To repent means literally to “turn about.” To change course. John the Baptist did not tell people to put on camel hair and stay out there with him— but he did call people away from apathy, laziness, gluttony and selfishness, to living with purpose and focus. Our salvation is at hand— coming to meet us with everything we need. Turn around and you will see it!


RETURNING TO “ALONE”—- There are several common themes we have noticed. Many of the people, when asked why they want to do this, say that they are looking for answers. They are seeking clarity. And I think it is interesting that the series is titled, “Alone.”


Not, “Hungry”


Not, “Afraid”


Not, “Vulnerable”


“Alone”


For most of them, it’s not the hunger, cold or danger that eventually gets them. It is being alone that they can’t stand. They have gone to the wilderness looking for meaning, and what they have learned is that their relationships with the people they love are what is most important. What they are looking for isn’t out there— it was at home— it was with them all along.

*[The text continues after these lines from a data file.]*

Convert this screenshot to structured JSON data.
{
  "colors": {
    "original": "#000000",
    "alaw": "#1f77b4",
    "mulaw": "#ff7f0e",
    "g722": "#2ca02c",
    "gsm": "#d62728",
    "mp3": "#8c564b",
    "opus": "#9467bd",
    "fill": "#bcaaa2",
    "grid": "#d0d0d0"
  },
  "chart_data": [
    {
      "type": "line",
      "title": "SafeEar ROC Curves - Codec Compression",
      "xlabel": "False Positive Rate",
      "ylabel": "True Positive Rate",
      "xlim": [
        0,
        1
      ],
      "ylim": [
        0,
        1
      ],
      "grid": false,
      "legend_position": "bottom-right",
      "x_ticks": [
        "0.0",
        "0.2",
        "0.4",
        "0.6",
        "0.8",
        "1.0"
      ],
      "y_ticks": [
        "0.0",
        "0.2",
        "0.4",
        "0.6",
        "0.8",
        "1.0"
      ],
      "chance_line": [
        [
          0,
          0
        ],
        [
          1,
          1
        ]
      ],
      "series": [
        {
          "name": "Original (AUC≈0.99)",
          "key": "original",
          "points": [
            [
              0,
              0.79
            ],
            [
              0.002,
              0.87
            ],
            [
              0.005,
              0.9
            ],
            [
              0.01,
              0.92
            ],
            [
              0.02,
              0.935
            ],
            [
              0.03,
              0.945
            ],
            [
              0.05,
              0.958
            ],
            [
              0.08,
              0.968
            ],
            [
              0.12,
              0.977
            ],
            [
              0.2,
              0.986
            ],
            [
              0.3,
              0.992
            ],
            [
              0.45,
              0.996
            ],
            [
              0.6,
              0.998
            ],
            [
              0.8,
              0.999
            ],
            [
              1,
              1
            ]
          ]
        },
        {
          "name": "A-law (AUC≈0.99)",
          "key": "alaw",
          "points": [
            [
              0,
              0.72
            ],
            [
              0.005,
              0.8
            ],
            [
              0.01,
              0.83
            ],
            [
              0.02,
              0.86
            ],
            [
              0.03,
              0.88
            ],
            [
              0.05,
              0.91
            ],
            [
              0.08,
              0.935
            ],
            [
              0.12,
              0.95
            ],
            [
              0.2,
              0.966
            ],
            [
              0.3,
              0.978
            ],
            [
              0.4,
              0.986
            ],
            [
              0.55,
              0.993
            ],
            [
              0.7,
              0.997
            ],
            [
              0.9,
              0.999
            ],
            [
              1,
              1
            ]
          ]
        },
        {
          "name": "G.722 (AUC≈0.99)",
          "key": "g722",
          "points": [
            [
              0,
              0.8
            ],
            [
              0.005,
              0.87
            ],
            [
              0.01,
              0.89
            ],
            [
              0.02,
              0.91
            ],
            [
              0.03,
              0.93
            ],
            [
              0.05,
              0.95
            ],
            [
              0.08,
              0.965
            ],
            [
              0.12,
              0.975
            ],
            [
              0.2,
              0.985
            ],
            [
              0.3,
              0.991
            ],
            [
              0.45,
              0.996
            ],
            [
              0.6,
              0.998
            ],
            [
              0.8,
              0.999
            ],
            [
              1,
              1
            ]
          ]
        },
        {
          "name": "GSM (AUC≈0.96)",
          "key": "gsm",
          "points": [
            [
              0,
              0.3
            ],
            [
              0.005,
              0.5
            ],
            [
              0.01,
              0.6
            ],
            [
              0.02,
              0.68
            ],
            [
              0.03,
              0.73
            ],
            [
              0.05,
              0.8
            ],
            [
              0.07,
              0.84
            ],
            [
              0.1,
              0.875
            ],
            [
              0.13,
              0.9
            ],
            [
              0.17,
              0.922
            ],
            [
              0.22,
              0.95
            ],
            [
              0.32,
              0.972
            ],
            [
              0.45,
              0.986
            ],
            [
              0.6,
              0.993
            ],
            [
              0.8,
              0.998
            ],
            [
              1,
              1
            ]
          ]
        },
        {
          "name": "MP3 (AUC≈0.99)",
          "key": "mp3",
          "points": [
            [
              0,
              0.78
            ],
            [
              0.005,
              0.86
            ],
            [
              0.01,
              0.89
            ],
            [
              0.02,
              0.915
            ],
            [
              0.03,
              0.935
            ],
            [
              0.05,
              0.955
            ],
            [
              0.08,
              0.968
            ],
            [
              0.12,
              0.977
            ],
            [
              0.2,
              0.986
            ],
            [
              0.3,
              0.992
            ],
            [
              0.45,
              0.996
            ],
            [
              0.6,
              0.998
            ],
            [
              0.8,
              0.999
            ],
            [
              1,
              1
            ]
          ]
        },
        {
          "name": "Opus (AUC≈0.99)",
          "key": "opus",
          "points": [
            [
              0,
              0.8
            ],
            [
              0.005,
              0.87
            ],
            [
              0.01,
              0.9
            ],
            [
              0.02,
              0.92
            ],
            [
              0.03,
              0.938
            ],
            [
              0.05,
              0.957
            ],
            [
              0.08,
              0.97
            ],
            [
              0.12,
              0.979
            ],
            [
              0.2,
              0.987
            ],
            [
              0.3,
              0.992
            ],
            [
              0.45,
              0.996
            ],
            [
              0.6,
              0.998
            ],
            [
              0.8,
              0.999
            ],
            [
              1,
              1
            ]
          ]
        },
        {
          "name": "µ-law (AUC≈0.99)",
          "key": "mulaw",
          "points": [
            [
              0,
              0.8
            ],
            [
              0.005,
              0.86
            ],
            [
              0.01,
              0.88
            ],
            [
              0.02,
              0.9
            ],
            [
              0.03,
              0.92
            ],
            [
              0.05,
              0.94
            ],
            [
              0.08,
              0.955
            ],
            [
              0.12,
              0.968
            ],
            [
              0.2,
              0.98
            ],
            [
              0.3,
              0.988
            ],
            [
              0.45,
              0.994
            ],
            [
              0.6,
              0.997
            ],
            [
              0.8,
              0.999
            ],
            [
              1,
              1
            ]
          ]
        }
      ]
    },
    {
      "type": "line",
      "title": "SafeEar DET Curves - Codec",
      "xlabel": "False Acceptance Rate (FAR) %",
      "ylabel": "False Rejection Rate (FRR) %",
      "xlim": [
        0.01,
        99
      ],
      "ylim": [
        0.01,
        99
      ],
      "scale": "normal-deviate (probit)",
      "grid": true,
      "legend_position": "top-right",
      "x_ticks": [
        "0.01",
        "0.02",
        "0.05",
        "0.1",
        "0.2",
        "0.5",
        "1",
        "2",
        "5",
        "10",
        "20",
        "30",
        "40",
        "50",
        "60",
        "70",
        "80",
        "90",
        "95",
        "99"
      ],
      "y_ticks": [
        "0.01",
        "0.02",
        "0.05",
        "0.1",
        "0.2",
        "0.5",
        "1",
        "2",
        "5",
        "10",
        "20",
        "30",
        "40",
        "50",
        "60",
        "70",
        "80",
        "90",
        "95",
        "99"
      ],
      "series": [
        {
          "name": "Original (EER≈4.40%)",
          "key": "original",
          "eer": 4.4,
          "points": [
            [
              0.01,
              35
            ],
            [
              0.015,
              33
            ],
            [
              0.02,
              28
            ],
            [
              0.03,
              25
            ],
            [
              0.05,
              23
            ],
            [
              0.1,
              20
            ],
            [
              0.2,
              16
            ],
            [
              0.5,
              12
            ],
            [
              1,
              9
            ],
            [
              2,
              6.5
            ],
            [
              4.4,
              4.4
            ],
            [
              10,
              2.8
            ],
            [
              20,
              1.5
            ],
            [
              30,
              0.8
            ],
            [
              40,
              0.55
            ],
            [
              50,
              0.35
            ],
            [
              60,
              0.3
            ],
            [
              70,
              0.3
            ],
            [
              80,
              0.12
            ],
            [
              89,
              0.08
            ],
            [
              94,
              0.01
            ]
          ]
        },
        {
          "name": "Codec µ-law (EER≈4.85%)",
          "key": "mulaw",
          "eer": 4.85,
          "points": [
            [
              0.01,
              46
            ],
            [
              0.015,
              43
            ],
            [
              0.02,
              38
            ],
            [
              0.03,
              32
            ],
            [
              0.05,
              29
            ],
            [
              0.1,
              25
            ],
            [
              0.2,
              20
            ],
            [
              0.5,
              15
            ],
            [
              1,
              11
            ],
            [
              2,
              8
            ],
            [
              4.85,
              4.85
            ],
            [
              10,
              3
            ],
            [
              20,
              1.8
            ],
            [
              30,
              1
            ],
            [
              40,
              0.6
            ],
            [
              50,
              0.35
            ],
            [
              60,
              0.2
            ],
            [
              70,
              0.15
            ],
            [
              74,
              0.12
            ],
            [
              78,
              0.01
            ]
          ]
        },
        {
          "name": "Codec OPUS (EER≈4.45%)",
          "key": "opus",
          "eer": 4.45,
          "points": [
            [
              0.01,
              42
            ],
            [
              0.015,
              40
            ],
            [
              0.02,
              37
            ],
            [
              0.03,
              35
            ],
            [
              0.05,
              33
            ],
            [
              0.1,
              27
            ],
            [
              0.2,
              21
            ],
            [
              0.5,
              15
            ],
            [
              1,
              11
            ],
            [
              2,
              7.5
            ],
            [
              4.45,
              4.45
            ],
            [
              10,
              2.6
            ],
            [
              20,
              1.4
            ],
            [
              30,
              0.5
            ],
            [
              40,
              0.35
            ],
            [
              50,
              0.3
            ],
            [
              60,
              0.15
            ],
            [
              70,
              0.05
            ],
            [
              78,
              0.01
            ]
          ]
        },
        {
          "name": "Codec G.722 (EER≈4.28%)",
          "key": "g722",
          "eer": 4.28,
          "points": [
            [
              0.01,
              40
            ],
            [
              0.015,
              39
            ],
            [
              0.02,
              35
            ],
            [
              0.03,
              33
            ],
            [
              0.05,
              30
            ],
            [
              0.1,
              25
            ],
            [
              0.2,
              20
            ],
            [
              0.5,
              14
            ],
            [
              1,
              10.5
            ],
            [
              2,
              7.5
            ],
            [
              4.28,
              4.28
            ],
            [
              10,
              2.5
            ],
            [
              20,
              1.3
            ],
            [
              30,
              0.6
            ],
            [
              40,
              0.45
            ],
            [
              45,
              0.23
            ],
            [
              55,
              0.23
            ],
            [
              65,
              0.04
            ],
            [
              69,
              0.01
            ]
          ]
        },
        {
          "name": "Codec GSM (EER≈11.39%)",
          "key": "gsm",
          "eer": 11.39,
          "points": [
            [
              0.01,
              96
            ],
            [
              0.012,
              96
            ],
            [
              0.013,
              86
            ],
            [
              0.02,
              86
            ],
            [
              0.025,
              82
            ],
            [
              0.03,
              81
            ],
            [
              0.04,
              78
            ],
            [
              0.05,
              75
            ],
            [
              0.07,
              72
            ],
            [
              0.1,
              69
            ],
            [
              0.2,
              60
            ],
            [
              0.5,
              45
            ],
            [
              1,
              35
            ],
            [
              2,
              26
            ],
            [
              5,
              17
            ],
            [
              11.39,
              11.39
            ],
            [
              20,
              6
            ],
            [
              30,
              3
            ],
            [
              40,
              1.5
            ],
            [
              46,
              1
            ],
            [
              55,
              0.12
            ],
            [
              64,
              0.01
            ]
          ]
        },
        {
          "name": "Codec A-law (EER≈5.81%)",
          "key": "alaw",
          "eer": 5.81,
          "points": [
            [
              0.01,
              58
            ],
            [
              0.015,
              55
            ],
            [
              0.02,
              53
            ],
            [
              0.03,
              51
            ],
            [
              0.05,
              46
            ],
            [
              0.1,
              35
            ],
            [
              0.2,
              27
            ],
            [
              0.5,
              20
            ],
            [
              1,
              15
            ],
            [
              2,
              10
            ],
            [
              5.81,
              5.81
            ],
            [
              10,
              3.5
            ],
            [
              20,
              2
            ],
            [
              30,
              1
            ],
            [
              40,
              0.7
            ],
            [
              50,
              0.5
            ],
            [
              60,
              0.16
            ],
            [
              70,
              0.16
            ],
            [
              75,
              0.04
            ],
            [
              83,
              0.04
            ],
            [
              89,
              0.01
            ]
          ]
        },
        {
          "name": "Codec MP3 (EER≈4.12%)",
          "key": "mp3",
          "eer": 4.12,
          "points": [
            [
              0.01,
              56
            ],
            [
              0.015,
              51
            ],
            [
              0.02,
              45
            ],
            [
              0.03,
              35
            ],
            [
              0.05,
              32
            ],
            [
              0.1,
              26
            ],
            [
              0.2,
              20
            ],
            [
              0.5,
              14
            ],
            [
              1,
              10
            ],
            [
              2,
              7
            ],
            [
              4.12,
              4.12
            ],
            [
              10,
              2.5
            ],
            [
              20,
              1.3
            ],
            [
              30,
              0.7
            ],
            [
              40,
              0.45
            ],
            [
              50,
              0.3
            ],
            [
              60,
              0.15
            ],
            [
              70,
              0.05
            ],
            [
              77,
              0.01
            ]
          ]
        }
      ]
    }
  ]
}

$500,000 prize— most of them walk away from it— “I miss my kids, I miss my husband or wife. I don’t want the money. I want to go home.


What is also interesting is that all three winners we have seen found their strength to keep going— to push through the suffering— because they were motivated by love for their families. They weren’t there for themselves. They kept going for the prize money because, “I want to build a home for my daughter.” “I have to do this for my kids.”


The people who came out to see John were met with that same truth, really. They are looking for God. We are created in the image of a God who exists AS a relationship— the Father, Son and Holy Spirit. We are not created to be alone. We are created to be in relationship, and the nature of that relationship is love.


The people who came out to see John are looking for God— But what is revealed to us in Jesus is that God will meet us in our neighbor. It is only when we STOP living the “wildness” that we create in this “dog-eat-dog” civilization of ours— and strive instead to START living God’s way of love, that we will find the peace and balance we seek. 


That is true for you and me, too. Just like the people who went out to see John— and just like the people in the “Alone” series— what we find in Jesus is that what we are looking for— the ONE we have been looking for— has been with us all along.